Entre o Sigilo e a Liberdade: A Luta pelo Amor Livre em Tempos de Homofobia é o texto de Luan Barros  -  Aluno de jornalismo em multimeios da Universidade do Estado da Bahia, Campus III, Juazeiro, Bahia.

Confira: 

Viver em um dos países que mais matam a minha carne todo dia não é um desafio fácil. O Brasil há anos se encontra dentro do ranking de países que mais matam a população LGBTQIAPN+ do mundo. Segundo a Agência Brasil, no ano de 2023 a homofobia matou 272 pessoas LGBT+, sendo 59 delas homens gays. 93 desses casos foram registrados na região nordeste, que representa cerca de 36% dessas mortes. Embora conhecida por sua riqueza cultural e acolhimento, a Bahia também liderou o ranking da região. Em 2023, foram registrados 22 casos de mortes motivadas por homofobia no estado, segundo o G1. Esses números colocam o estado no topo entre as regiões mais perigosas para pessoas LGBTQIA+ no país.

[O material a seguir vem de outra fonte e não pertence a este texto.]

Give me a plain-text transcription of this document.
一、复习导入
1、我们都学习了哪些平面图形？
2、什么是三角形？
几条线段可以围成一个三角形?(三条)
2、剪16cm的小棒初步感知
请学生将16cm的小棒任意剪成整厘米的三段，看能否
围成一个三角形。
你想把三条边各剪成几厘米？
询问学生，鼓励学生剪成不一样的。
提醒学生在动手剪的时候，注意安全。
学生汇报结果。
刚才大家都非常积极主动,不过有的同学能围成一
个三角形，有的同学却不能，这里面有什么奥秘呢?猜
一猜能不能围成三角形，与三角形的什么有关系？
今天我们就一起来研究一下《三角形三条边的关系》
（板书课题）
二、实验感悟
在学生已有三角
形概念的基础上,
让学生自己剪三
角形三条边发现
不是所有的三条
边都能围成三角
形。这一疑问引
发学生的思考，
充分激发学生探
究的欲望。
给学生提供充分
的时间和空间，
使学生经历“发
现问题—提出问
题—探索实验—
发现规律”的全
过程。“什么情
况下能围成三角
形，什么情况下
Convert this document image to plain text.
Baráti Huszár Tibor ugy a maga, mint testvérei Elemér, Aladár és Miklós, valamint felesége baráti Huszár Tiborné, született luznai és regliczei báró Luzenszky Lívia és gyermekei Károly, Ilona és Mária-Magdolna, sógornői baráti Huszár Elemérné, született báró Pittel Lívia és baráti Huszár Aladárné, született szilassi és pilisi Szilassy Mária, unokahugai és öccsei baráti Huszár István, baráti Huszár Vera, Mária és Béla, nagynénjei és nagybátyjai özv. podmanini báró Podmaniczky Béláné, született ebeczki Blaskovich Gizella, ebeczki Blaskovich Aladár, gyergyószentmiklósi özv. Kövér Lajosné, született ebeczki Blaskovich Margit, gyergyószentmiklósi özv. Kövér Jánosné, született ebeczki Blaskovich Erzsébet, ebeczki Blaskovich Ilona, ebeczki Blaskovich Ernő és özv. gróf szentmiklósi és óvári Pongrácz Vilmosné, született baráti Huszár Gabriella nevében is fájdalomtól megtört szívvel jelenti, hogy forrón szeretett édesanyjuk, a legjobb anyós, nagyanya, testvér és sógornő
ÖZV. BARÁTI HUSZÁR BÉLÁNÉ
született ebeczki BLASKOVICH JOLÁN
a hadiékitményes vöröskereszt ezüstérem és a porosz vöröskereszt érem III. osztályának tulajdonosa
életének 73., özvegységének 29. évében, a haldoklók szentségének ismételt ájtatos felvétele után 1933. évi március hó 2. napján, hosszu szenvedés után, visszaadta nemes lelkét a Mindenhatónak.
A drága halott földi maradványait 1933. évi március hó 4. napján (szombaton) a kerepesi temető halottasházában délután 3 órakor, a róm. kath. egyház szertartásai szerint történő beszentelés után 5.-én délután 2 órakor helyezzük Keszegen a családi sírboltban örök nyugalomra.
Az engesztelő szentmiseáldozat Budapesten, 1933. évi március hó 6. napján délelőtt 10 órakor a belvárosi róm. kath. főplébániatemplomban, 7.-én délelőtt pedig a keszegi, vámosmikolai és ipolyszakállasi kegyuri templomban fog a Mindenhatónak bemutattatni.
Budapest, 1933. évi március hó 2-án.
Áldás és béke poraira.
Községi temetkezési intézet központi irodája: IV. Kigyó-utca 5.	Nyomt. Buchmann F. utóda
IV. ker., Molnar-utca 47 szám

Anderson Veloso, estudante de Psicologia da Universidade do Vale do São Francisco, relatou, em entrevista ao G1 em 2016, um episódio de violência homofóbica que viveu: “Eles pararam o carro, o cara colocou a arma e me mandou entrar. Disseram para não falar nada e me levaram para um lugar deserto, onde tinha muita areia e mato. Não lembro bem o lugar. Pensei que ia morrer. Um que era mais agressivo começou a me xingar, me chamando de 'viadinho', dizendo que era para eu ir embora que em Petrolina já tinha muito gay, se não eu ia morrer. Eles bateram muito na minha cabeça até que caí no chão e começaram a me chutar. Eu coloquei os braços e tentei me defender. A todo momento eles falavam que isso era só o começo, que isso iria se repetir, que eles já tinham me avisado”.

Esse relato, ocorrido em 2016, é um triste reflexo de uma realidade ainda presente. Em 2024, um novo episódio reforça isso: No dia 2 de dezembro do ano passado  a direção do IFBA Campus Jacobina emitiu uma nota de repúdio após um ato de homofobia ter sido denunciado dentro da instituição. O caso segue em investigação, sem detalhes concretos sobre o agressor. No entanto, esse ocorrido ressalta como até mesmo ambientes de ensino, que deveriam ser espaços seguros e de respeito à diversidade, estamos sujeitos a sermos violentados. 

 A homofobia é um termo que não se restringe apenas à violência física, ela se manifesta de diversas formas: desde o olhar atravessado na rua, passando pelas piadas à mesa de jantar, até as políticas que negam direitos fundamentais. Existe a homofobia direta, cruel e evidente, mas também aquela sutil, que se disfarça de "opinião" ou "tradição", mas que fere igualmente, e a mais cruel, a internalizada que se mostra quando as próprias vítimas começam a duvidar de seu valor e de seu direito, aceitando as normas sociais como naturais e irreparáveis, aceitando o ciclo de violência de maneira silenciosa.

Diante desse cenário, amar se torna um ato de coragem. Mais do que isso, quando homens se amam, eles desafiam estruturas históricas de poder que tentam apagá-los. Esse amor, vivido e expressado de diversas formas, é um grito de existência e resistência. Na música, essa luta encontra eco: artistas e canções dão voz a uma experiência que é tanto pessoal quanto coletiva. O amor entre homens, quando cantado e celebrado, se transforma em um ato político que desafia preconceitos e inspira mudanças.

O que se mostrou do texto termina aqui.